Sodium Polyoxotungstate Inhibits the Replication of Influenza Virus by Blocking the Nuclear Import of vRNP.

Both pandemic and seasonal influenza are major health concerns, causing significant mortality and morbidity. Current influenza drugs primarily target viral neuraminidase and RNA polymerase, which are prone to drug resistance. Polyoxometalates (POMs) are metal cation clusters bridged by oxide anions. They have exhibited potent anti-tumor, antiviral, and antibacterial effects.
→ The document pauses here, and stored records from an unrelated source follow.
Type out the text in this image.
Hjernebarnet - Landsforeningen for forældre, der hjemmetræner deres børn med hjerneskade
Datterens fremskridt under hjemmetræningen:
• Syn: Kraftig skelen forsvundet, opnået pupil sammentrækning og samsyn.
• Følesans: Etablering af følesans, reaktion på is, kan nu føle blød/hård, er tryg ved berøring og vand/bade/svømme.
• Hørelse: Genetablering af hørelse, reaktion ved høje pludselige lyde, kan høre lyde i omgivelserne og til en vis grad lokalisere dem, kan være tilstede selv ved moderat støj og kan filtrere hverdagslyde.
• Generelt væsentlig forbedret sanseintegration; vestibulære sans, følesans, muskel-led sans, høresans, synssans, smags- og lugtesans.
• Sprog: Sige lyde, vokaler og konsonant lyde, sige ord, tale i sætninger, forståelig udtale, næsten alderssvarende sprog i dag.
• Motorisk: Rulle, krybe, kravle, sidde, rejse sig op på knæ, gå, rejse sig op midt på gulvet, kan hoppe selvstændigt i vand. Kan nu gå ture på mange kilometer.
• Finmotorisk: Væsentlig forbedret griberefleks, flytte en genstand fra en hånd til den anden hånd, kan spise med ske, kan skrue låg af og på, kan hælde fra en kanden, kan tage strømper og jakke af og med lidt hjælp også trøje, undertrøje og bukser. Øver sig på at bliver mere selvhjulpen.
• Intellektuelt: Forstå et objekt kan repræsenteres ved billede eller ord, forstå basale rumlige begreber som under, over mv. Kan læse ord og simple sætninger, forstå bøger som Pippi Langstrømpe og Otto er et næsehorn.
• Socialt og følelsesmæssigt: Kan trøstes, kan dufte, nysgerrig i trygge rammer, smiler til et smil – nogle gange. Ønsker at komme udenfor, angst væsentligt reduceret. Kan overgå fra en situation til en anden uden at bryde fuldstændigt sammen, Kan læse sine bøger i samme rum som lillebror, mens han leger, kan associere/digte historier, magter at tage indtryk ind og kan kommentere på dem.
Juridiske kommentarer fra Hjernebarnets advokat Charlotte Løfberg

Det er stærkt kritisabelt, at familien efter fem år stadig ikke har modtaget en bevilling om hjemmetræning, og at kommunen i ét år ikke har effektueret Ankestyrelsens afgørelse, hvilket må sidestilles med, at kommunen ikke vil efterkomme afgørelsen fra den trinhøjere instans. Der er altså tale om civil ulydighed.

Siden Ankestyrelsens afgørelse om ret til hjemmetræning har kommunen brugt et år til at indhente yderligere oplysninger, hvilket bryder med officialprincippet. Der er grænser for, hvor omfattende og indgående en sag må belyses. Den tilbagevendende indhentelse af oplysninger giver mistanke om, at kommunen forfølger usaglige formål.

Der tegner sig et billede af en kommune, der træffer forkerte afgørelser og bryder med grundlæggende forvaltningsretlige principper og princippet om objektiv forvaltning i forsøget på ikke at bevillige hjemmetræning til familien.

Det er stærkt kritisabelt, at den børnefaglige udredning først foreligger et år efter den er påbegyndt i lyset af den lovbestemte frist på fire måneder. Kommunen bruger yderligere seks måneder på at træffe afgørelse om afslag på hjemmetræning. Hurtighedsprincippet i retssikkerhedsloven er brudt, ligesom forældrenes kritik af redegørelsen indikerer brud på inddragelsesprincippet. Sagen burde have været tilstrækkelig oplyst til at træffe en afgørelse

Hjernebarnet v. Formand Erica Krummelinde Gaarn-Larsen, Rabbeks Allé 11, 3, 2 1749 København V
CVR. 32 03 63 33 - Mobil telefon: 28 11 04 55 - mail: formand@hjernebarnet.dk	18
They have remarkable activity against various DNA and RNA viruses, including human immunodeficiency virus, herpes simplex virus, hepatitis B and C viruses, dengue virus, and influenza virus. In this study, we have identified sodium polyoxotungstate (POM-1) from an ion channel inhibitor library. In vitro, POM-1 has been demonstrated to have potent antiviral activity against H1N1, H3N2, and oseltamivir-resistant H1N1 strains. POM-1 can cause virion aggregation during adsorption, as well as endocytosis. However, the aggregation is reversible; it does not interfere with virus adsorption and endocytosis. Our results suggest that POM-1 exerts its antiviral activity by inhibiting the nuclear import of viral ribonucleoprotein (vRNP). This distinct mechanism of action, combined with its wide range of efficacy, positions POM-1 as a promising therapeutic candidate for influenza treatment and warrants further investigation.